Women Representative for Wajir County
- Incumbent
- Assumed office 2022
- Preceded by: Fatuma Gedi
- Constituency: Wajir County

Personal details
- Education: Bachelor of Information Technology; Master of Arts in Governance and Ethics
- Occupation: Politician
- Profession: ICT specialist
- Known for: Women Representative for Wajir County

= Fatuma Abdi Jehow =

Kenyan politician

Fatuma Abdi Jehow is a Kenyan politician from Wajir county. A member of the National Assembly of Kenya, she is the current women representative for Wajir county. She won the seat through the Orange Democratic Movement in the 2022 Kenya General Elections. It has been six months since Jehow gained the Women representative seat.

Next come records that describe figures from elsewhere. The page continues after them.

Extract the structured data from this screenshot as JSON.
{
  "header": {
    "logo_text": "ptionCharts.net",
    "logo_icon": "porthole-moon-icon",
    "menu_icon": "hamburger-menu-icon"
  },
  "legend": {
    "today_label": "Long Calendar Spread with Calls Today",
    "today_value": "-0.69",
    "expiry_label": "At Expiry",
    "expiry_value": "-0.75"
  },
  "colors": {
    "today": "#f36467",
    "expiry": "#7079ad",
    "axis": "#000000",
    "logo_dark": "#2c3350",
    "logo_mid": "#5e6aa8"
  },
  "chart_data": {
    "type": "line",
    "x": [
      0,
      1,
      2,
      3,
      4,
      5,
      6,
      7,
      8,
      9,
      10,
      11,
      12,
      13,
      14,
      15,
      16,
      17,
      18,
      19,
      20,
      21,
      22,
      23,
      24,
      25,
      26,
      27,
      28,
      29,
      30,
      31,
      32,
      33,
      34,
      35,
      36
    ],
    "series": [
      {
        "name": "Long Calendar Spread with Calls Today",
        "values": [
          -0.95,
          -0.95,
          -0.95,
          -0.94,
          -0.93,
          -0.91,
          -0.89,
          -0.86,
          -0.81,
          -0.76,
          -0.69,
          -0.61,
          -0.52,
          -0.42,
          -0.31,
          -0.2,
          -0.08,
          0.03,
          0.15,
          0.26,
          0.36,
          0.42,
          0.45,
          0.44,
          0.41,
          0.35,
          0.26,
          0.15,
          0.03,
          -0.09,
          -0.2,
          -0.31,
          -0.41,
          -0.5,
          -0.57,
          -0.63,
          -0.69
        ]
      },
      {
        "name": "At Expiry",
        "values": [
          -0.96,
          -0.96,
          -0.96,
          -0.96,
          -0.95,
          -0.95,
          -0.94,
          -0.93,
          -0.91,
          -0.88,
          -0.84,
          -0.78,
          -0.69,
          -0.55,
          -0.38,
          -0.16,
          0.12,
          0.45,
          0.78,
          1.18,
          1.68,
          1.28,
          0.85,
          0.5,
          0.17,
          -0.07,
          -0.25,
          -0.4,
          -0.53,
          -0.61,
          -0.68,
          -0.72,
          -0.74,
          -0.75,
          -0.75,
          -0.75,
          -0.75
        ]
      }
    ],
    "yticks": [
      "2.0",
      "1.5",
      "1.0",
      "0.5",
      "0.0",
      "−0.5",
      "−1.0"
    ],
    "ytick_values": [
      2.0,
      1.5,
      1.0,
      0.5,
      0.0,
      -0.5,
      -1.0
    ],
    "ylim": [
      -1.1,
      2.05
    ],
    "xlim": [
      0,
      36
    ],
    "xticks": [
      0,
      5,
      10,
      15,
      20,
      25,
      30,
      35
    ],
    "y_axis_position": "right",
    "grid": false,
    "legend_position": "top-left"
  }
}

Jehow won the seat by 36,064 votes against eleven candidates competing for the same seat. Among those she defeated was the then incumbent women representative for Wajir County, Fatuma Gedi, who managed to get 22,956 votes.

== Career ==
Jehow studied Bachelor in Information Technology. She further studied Masters in Arts, Governance and Ethics. Jehow is interested in conflict resolution and community service. She was awarded the Best Relationship Officer Excellence by the Kenya Bankers Association. She has worked as an ICT Officer at the National Bank of Kenya. At Gulf African Bank, she worked as the Senior Relationship Officer. She also worked as a Private Consultant at the Ethics and Governance Consultancy Firm.